Socket, the software supply-chain security startup, just raised a $60 million Series C led by Thrive Capital — with Andreessen Horowitz, Abstract Ventures, and Capital One Ventures along for the ride — at a $1 billion valuation. Total raised to date: $125 million.
The number worth staring at isn't the valuation. It's the one in Socket's own pitch: AI now writes more than 90% of the code at top engineering organizations — and almost nobody is reading the dependencies that come with it.
What Socket actually does
Socket inspects the open-source packages your code pulls in and flags malicious behavior before it lands — AI-assisted analysis with humans in the loop. Its newer product, Socket Firewall, blocks compromised packages at install time, before they ever reach a laptop or a CI pipeline. It's free.
The traction is real, not vanity: 27,000+ organizations (up from 7,500 at the Series B eighteen months ago), 1.5 million repositories protected, 11.6 million commits secured a month, 10,000+ attacks blocked a week. When the Axios package was compromised, Socket says it flagged it in six minutes and onboarded 2,000+ organizations within a day.
Look at the customer list and the thesis tells itself: Anthropic, xAI, Replit, Cursor, Figma, Vercel. The companies buying supply-chain defense are the same ones building the AI that's flooding the supply chain.
Why the money is moving here
This is the picks-and-shovels trade of the AI coding boom.
Every model that makes a developer ten times faster also makes them pull in ten times more third-party code they didn't write and won't review. Generation got cheap; review didn't. As Socket puts it, the volume of third-party code entering production keeps going up, the time anyone spends reading it keeps going down, and last-generation security tools can't keep up. Anthropic's Nick Marwell, quoted in the announcement, makes the sharper version of the point: as agents get more autonomous, they're making software decisions at speeds that require a new paradigm for review.

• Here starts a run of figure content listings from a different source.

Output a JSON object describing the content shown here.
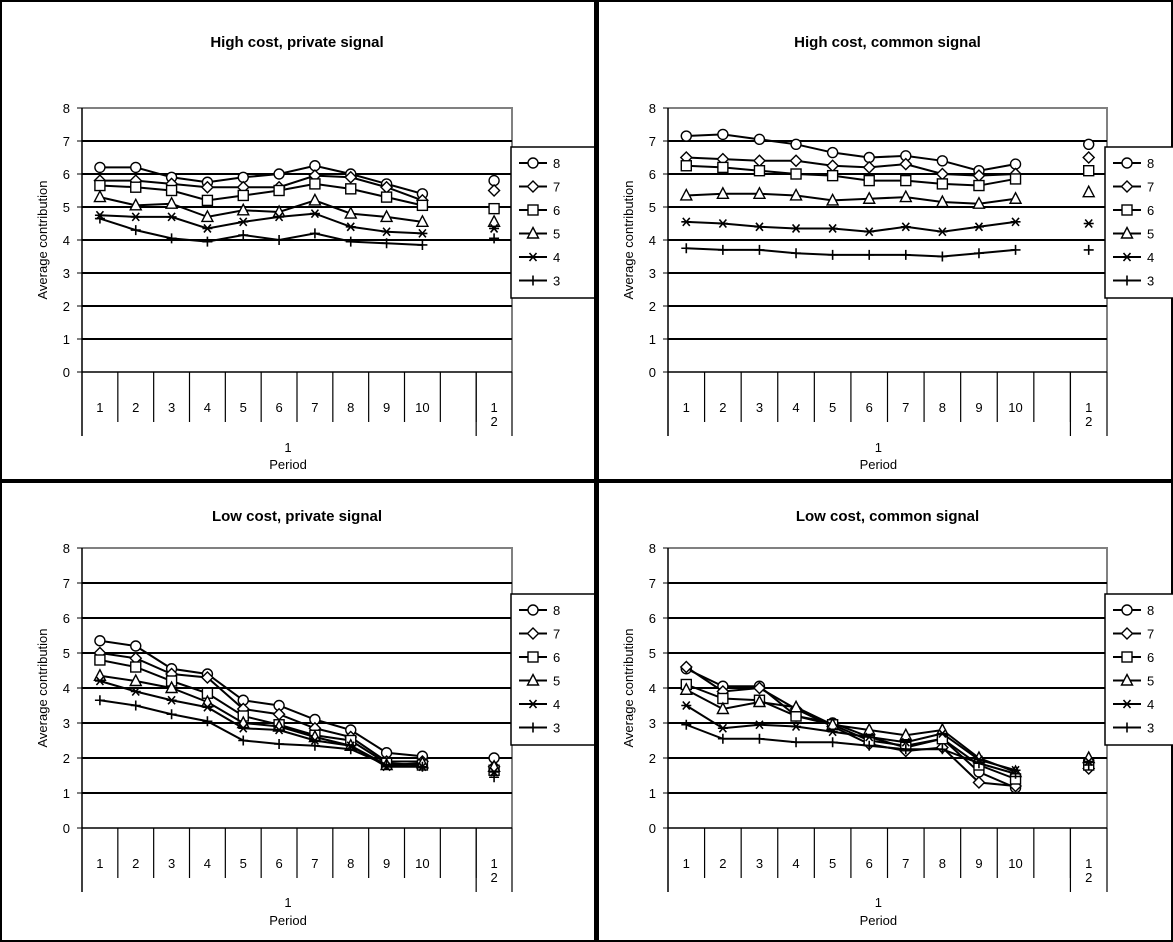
{
  "chart_data": [
    {
      "type": "line",
      "title": "High cost, private signal",
      "xlabel": "Period",
      "ylabel": "Average contribution",
      "ylim": [
        0,
        8
      ],
      "yticks": [
        "0",
        "1",
        "2",
        "3",
        "4",
        "5",
        "6",
        "7",
        "8"
      ],
      "grid": true,
      "legend_position": "right",
      "x_group1_label": "1",
      "x_group2_label": "2",
      "x_group1_ticks": [
        "1",
        "2",
        "3",
        "4",
        "5",
        "6",
        "7",
        "8",
        "9",
        "10"
      ],
      "x_group2_ticks": [
        "1"
      ],
      "series": [
        {
          "name": "8",
          "marker": "circle",
          "values": [
            6.2,
            6.2,
            5.9,
            5.75,
            5.9,
            6.0,
            6.25,
            6.0,
            5.7,
            5.4
          ],
          "part2": 5.8
        },
        {
          "name": "7",
          "marker": "diamond",
          "values": [
            5.8,
            5.8,
            5.7,
            5.6,
            5.6,
            5.6,
            5.95,
            5.9,
            5.6,
            5.2
          ],
          "part2": 5.5
        },
        {
          "name": "6",
          "marker": "square",
          "values": [
            5.65,
            5.6,
            5.5,
            5.2,
            5.35,
            5.5,
            5.7,
            5.55,
            5.3,
            5.05
          ],
          "part2": 4.95
        },
        {
          "name": "5",
          "marker": "triangle",
          "values": [
            5.3,
            5.05,
            5.1,
            4.7,
            4.9,
            4.85,
            5.2,
            4.8,
            4.7,
            4.55
          ],
          "part2": 4.55
        },
        {
          "name": "4",
          "marker": "asterisk",
          "values": [
            4.75,
            4.7,
            4.7,
            4.35,
            4.55,
            4.7,
            4.8,
            4.4,
            4.25,
            4.2
          ],
          "part2": 4.35
        },
        {
          "name": "3",
          "marker": "plus",
          "values": [
            4.65,
            4.3,
            4.05,
            3.95,
            4.15,
            4.0,
            4.2,
            3.95,
            3.9,
            3.85
          ],
          "part2": 4.05
        }
      ]
    },
    {
      "type": "line",
      "title": "High cost, common signal",
      "xlabel": "Period",
      "ylabel": "Average contribution",
      "ylim": [
        0,
        8
      ],
      "yticks": [
        "0",
        "1",
        "2",
        "3",
        "4",
        "5",
        "6",
        "7",
        "8"
      ],
      "grid": true,
      "legend_position": "right",
      "x_group1_label": "1",
      "x_group2_label": "2",
      "x_group1_ticks": [
        "1",
        "2",
        "3",
        "4",
        "5",
        "6",
        "7",
        "8",
        "9",
        "10"
      ],
      "x_group2_ticks": [
        "1"
      ],
      "series": [
        {
          "name": "8",
          "marker": "circle",
          "values": [
            7.15,
            7.2,
            7.05,
            6.9,
            6.65,
            6.5,
            6.55,
            6.4,
            6.1,
            6.3
          ],
          "part2": 6.9
        },
        {
          "name": "7",
          "marker": "diamond",
          "values": [
            6.5,
            6.45,
            6.4,
            6.4,
            6.25,
            6.2,
            6.3,
            6.0,
            5.95,
            6.0
          ],
          "part2": 6.5
        },
        {
          "name": "6",
          "marker": "square",
          "values": [
            6.25,
            6.2,
            6.1,
            6.0,
            5.95,
            5.8,
            5.8,
            5.7,
            5.65,
            5.85
          ],
          "part2": 6.1
        },
        {
          "name": "5",
          "marker": "triangle",
          "values": [
            5.35,
            5.4,
            5.4,
            5.35,
            5.2,
            5.25,
            5.3,
            5.15,
            5.1,
            5.25
          ],
          "part2": 5.45
        },
        {
          "name": "4",
          "marker": "asterisk",
          "values": [
            4.55,
            4.5,
            4.4,
            4.35,
            4.35,
            4.25,
            4.4,
            4.25,
            4.4,
            4.55
          ],
          "part2": 4.5
        },
        {
          "name": "3",
          "marker": "plus",
          "values": [
            3.75,
            3.7,
            3.7,
            3.6,
            3.55,
            3.55,
            3.55,
            3.5,
            3.6,
            3.7
          ],
          "part2": 3.7
        }
      ]
    },
    {
      "type": "line",
      "title": "Low cost, private signal",
      "xlabel": "Period",
      "ylabel": "Average contribution",
      "ylim": [
        0,
        8
      ],
      "yticks": [
        "0",
        "1",
        "2",
        "3",
        "4",
        "5",
        "6",
        "7",
        "8"
      ],
      "grid": true,
      "legend_position": "right",
      "x_group1_label": "1",
      "x_group2_label": "2",
      "x_group1_ticks": [
        "1",
        "2",
        "3",
        "4",
        "5",
        "6",
        "7",
        "8",
        "9",
        "10"
      ],
      "x_group2_ticks": [
        "1"
      ],
      "series": [
        {
          "name": "8",
          "marker": "circle",
          "values": [
            5.35,
            5.2,
            4.55,
            4.4,
            3.65,
            3.5,
            3.1,
            2.8,
            2.15,
            2.05
          ],
          "part2": 2.0
        },
        {
          "name": "7",
          "marker": "diamond",
          "values": [
            5.0,
            4.85,
            4.4,
            4.3,
            3.4,
            3.25,
            2.85,
            2.6,
            1.9,
            1.9
          ],
          "part2": 1.75
        },
        {
          "name": "6",
          "marker": "square",
          "values": [
            4.8,
            4.6,
            4.2,
            3.85,
            3.2,
            2.95,
            2.65,
            2.5,
            1.85,
            1.8
          ],
          "part2": 1.65
        },
        {
          "name": "5",
          "marker": "triangle",
          "values": [
            4.35,
            4.2,
            4.0,
            3.6,
            3.0,
            2.9,
            2.6,
            2.35,
            1.8,
            1.85
          ],
          "part2": 1.75
        },
        {
          "name": "4",
          "marker": "asterisk",
          "values": [
            4.2,
            3.9,
            3.65,
            3.45,
            2.85,
            2.8,
            2.5,
            2.35,
            1.75,
            1.75
          ],
          "part2": 1.6
        },
        {
          "name": "3",
          "marker": "plus",
          "values": [
            3.65,
            3.5,
            3.25,
            3.05,
            2.5,
            2.4,
            2.35,
            2.25,
            1.8,
            1.75
          ],
          "part2": 1.45
        }
      ]
    },
    {
      "type": "line",
      "title": "Low cost, common signal",
      "xlabel": "Period",
      "ylabel": "Average contribution",
      "ylim": [
        0,
        8
      ],
      "yticks": [
        "0",
        "1",
        "2",
        "3",
        "4",
        "5",
        "6",
        "7",
        "8"
      ],
      "grid": true,
      "legend_position": "right",
      "x_group1_label": "1",
      "x_group2_label": "2",
      "x_group1_ticks": [
        "1",
        "2",
        "3",
        "4",
        "5",
        "6",
        "7",
        "8",
        "9",
        "10"
      ],
      "x_group2_ticks": [
        "1"
      ],
      "series": [
        {
          "name": "8",
          "marker": "circle",
          "values": [
            4.55,
            4.05,
            4.05,
            3.2,
            3.0,
            2.6,
            2.3,
            2.55,
            1.6,
            1.15
          ],
          "part2": 1.9
        },
        {
          "name": "7",
          "marker": "diamond",
          "values": [
            4.6,
            3.9,
            4.0,
            3.4,
            2.9,
            2.4,
            2.2,
            2.3,
            1.3,
            1.2
          ],
          "part2": 1.7
        },
        {
          "name": "6",
          "marker": "square",
          "values": [
            4.1,
            3.7,
            3.65,
            3.2,
            2.95,
            2.5,
            2.35,
            2.55,
            1.8,
            1.4
          ],
          "part2": 1.8
        },
        {
          "name": "5",
          "marker": "triangle",
          "values": [
            3.95,
            3.4,
            3.6,
            3.45,
            2.95,
            2.8,
            2.65,
            2.8,
            2.0,
            1.6
          ],
          "part2": 2.0
        },
        {
          "name": "4",
          "marker": "asterisk",
          "values": [
            3.5,
            2.85,
            2.95,
            2.9,
            2.75,
            2.6,
            2.45,
            2.7,
            1.95,
            1.65
          ],
          "part2": 1.9
        },
        {
          "name": "3",
          "marker": "plus",
          "values": [
            2.95,
            2.55,
            2.55,
            2.45,
            2.45,
            2.35,
            2.25,
            2.25,
            1.85,
            1.55
          ],
          "part2": 1.8
        }
      ]
    }
  ]
}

That's the imbalance Thrive is pricing. When one side of a system gets radically cheaper, value pools on the side that didn't. AI made writing code nearly free. It made trusting code much harder. Socket is selling trust.
My read
The thesis is right. The open question is whether supply-chain security is a durable, standalone billion-dollar category — or a feature the platforms eventually swallow.
npm and GitHub (read: Microsoft) sit on the registry and the CI runner. If install-time blocking and package provenance become table stakes, the natural home for them is the registry itself, not a third party bolted on. Socket's counter is speed and neutrality: it ships faster than a platform committee can, and it sells to everyone, including GitHub's rivals. That's a defensible position right up until the platform decides the feature is strategic.
And "AI to catch AI" carries its own tax. A false positive that blocks a build is its own kind of outage, and the "human verification in the loop" line is the quiet admission that the automation isn't all the way there yet. Trust tooling that cries wolf gets turned off.
None of that breaks the trade. It just means the moat is execution, not category.
The funding isn't a bet on a scanner. It's a bet that AI-generated code is now the dominant input to software, and that someone has to stand at the door checking what it dragged in. That door is going to be valuable. The fight is over who gets to own it.
Reporting from Socket's Series C announcement, SecurityWeek, and Tech Startups.